Source: Therese Raphael, "Taming Britain's Welfare Beast," Wall Street Journal, January 30, 1998.

U.S., British Welfare Systems Compared

The United States and Great Britain have social welfare systems that just keep getting bigger regardless of which particular political parties are in power.

Social scientists have coined the term "underclass" to describe a form of poverty explained more by self-destructive behavior - crime, drug abuse, bearing children out of wedlock and a lack of commitment to education - than mere material want. In both countries the welfare state has encouraged the growth of this underclass.

  • The portion of the United Kingdom's gross domestic product devoted to welfare was 24% in 1991, up from 21.3% in both 1980 and 1989.

  • In the U.S., the figures were 14.1% in 1980 and 14.6% by 1990.

The U.K.-U.S. comparison is clearer when the focus is solely on non-medical spending on the non-elderly.

  • In Britain, spending rose from 7% to 8.1% of GDP between 1980 and 1991.
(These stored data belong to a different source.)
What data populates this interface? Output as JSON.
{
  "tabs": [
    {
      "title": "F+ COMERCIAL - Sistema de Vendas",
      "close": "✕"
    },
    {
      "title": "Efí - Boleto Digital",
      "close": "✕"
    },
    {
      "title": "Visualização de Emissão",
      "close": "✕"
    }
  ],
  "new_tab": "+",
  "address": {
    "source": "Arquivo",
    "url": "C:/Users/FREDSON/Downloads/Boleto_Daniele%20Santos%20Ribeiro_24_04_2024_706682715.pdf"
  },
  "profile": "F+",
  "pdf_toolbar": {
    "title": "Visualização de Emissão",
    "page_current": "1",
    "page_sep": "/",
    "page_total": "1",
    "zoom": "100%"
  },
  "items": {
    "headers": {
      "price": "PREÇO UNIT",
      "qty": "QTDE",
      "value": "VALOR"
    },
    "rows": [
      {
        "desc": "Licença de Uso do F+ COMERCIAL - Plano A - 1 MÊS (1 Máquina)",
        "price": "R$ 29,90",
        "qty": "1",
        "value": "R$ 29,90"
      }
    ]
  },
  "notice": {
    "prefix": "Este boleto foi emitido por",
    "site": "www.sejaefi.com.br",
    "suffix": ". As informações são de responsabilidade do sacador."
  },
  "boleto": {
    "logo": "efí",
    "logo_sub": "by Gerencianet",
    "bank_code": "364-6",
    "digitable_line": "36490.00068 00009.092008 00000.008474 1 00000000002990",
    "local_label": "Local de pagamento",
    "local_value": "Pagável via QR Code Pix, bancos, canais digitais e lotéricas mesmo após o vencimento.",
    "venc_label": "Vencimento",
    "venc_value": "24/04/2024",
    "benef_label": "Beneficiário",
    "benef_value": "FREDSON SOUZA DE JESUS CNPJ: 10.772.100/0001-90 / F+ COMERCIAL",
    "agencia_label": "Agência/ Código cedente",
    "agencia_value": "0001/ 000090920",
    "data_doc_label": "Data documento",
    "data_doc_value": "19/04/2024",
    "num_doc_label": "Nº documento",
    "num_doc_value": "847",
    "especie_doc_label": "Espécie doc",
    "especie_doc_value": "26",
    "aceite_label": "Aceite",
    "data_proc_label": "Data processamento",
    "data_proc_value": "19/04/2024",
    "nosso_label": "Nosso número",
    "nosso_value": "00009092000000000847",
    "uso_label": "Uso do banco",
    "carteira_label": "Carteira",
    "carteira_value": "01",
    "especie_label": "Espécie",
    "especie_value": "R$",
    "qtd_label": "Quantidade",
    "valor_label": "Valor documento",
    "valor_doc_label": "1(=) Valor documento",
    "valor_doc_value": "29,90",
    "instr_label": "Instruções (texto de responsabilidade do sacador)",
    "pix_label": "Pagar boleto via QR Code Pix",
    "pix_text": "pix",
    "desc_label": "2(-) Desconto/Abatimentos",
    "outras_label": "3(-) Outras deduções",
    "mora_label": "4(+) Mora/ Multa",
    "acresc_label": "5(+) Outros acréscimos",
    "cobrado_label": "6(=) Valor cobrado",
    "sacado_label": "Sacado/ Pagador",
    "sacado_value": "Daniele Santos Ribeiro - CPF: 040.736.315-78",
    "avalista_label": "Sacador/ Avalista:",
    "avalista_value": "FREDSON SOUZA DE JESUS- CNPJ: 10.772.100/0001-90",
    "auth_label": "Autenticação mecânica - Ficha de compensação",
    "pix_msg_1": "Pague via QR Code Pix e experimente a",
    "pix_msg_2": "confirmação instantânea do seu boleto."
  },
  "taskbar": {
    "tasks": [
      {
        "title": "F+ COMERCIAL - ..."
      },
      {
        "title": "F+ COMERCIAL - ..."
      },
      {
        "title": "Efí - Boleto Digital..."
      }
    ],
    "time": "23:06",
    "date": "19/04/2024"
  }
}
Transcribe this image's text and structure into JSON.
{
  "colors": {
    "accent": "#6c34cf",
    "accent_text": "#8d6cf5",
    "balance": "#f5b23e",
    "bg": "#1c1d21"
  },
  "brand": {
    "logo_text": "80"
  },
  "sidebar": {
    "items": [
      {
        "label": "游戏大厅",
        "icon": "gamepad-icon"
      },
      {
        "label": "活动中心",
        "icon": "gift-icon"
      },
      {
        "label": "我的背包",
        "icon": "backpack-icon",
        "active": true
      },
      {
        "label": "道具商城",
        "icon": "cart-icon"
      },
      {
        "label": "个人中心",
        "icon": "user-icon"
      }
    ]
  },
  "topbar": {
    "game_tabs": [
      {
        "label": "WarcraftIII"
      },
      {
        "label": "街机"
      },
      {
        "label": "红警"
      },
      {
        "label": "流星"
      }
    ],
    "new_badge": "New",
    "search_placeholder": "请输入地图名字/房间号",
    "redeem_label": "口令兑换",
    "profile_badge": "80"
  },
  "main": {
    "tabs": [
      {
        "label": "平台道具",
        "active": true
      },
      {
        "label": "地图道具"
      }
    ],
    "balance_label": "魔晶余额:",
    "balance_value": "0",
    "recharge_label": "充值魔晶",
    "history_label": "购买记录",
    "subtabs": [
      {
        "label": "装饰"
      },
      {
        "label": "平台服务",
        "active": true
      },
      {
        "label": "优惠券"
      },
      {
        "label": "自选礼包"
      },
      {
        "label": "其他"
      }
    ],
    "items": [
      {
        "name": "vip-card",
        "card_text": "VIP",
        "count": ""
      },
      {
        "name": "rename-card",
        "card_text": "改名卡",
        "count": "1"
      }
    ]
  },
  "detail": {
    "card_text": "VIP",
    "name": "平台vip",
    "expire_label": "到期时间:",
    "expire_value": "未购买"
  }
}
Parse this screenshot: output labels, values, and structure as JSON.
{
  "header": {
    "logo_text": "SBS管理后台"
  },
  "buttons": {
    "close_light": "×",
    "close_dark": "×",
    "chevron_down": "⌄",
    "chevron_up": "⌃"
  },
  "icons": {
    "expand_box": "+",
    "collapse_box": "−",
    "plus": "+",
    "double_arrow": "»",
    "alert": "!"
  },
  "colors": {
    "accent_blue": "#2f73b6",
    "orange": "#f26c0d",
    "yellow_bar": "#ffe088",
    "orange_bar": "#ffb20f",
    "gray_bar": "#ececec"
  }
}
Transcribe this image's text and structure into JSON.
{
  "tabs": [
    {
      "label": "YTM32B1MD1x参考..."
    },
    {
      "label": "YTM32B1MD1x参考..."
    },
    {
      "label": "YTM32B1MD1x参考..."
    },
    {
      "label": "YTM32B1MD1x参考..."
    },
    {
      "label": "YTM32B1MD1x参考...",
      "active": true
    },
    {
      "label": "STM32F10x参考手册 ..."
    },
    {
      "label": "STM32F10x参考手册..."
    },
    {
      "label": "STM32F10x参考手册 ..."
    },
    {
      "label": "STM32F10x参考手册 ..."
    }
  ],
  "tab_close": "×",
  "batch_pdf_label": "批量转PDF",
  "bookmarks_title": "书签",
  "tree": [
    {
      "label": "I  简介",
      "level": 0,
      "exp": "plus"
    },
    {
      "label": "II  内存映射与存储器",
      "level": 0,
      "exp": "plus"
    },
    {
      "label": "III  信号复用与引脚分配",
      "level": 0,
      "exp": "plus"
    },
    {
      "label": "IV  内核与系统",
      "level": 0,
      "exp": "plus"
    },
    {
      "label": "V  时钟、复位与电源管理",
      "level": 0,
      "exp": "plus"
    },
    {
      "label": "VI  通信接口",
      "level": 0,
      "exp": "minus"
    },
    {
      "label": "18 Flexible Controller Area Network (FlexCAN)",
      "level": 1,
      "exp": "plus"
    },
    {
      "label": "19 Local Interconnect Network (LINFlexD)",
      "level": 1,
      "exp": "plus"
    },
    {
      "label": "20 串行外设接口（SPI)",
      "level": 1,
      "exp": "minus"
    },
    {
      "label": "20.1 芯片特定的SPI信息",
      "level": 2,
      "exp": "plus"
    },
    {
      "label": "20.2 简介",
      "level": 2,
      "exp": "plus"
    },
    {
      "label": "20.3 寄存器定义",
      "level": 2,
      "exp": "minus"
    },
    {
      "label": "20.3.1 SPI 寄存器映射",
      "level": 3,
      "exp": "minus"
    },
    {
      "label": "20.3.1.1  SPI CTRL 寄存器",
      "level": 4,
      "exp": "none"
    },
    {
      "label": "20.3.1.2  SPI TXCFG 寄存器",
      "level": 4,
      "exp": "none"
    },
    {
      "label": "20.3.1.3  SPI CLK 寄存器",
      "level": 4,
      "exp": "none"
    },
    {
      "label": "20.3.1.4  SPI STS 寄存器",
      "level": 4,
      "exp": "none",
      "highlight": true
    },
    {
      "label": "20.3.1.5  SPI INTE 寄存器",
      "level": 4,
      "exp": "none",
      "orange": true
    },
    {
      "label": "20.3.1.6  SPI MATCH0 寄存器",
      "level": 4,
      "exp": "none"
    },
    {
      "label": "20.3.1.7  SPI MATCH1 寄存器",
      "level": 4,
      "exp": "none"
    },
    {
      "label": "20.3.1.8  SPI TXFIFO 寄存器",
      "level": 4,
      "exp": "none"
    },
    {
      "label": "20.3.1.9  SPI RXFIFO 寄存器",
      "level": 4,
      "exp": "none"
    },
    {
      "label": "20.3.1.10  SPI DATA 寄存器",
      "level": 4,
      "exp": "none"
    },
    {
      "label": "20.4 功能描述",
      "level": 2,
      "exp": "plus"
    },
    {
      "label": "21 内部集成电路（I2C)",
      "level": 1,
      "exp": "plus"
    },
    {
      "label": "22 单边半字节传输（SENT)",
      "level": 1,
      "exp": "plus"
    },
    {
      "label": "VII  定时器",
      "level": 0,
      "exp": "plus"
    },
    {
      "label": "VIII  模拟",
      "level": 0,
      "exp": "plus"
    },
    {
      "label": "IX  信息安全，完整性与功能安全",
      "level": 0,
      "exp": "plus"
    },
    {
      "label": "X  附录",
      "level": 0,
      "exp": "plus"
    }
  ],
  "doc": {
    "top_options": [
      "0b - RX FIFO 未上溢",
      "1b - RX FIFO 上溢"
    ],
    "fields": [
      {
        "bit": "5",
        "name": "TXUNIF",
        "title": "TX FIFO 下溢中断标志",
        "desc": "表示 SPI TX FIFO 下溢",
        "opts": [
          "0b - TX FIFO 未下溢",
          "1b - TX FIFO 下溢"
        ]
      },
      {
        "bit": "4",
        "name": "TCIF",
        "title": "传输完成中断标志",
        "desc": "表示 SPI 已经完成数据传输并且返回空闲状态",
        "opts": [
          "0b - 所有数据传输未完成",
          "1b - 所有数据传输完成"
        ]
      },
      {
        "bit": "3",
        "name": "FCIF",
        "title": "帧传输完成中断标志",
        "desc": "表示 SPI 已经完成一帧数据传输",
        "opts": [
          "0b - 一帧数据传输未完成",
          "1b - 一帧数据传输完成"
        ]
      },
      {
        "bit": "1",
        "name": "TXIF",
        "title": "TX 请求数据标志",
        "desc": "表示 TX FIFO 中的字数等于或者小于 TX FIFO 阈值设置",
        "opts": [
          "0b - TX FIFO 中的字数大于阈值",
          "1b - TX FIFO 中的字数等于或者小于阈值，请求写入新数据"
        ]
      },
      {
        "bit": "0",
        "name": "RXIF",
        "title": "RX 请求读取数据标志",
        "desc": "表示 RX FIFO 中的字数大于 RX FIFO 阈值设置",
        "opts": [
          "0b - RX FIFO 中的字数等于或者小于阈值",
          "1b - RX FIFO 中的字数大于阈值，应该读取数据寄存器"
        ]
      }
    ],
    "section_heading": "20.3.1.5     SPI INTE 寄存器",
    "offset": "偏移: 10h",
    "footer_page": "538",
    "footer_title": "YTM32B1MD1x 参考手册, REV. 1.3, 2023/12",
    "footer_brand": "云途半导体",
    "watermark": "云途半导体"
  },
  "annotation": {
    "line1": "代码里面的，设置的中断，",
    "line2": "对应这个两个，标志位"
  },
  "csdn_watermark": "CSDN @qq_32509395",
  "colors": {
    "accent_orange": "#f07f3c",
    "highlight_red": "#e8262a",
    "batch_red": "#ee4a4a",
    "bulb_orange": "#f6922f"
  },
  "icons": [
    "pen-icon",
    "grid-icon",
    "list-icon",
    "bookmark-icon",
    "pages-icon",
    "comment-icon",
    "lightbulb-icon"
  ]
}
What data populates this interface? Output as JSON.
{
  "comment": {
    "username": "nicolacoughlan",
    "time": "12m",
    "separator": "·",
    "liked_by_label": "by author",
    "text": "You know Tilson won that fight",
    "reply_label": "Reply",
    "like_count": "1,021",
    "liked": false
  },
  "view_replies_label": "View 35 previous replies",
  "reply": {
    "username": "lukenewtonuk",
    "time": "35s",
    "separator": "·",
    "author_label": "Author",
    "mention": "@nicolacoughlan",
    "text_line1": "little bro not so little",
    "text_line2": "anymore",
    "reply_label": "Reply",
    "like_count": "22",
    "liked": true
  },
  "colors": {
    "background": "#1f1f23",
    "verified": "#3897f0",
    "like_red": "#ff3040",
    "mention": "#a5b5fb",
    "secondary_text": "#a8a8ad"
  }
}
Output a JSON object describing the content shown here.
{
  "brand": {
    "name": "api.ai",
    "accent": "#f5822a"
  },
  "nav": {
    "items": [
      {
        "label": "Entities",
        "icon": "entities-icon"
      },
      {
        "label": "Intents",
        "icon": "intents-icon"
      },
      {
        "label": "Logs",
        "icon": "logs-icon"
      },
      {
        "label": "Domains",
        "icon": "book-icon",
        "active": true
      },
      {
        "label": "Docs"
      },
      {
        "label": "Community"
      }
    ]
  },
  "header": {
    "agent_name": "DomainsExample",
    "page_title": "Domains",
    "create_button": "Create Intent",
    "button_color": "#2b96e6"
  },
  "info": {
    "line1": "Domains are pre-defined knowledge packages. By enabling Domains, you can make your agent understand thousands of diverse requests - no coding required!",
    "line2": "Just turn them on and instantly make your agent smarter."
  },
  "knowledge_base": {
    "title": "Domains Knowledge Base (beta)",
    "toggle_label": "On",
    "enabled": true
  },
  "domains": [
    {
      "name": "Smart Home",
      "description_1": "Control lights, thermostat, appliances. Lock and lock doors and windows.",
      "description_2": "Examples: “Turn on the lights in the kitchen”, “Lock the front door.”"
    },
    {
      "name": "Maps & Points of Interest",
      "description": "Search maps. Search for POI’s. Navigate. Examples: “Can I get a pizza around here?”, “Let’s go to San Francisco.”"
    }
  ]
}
  • In the U.S., it fell from 4.5% to 3.5% in 1990.

Although the Conservative Party has been in power in Britain since 1979, welfare benefits have continued to expand.

  • British households received the equivalent of $136.1 billion in welfare benefits in 1993, up from $64.5 billion in 1984 (not including hospital insurance).

  • The rate of increase from 1989 to 1993 was 50%, compared to roughly 30% from 1984 to 1989.

  • Meanwhile, out-of-wedlock births tripled from about 10% in 1977 to 31% in 1992.

In both Britain and America, there are very media-conscious welfare lobbies which have promoted the notion that both Margaret Thatcher and Ronald Reagan slashed away at benefits to the poor. But the facts do not bear this out.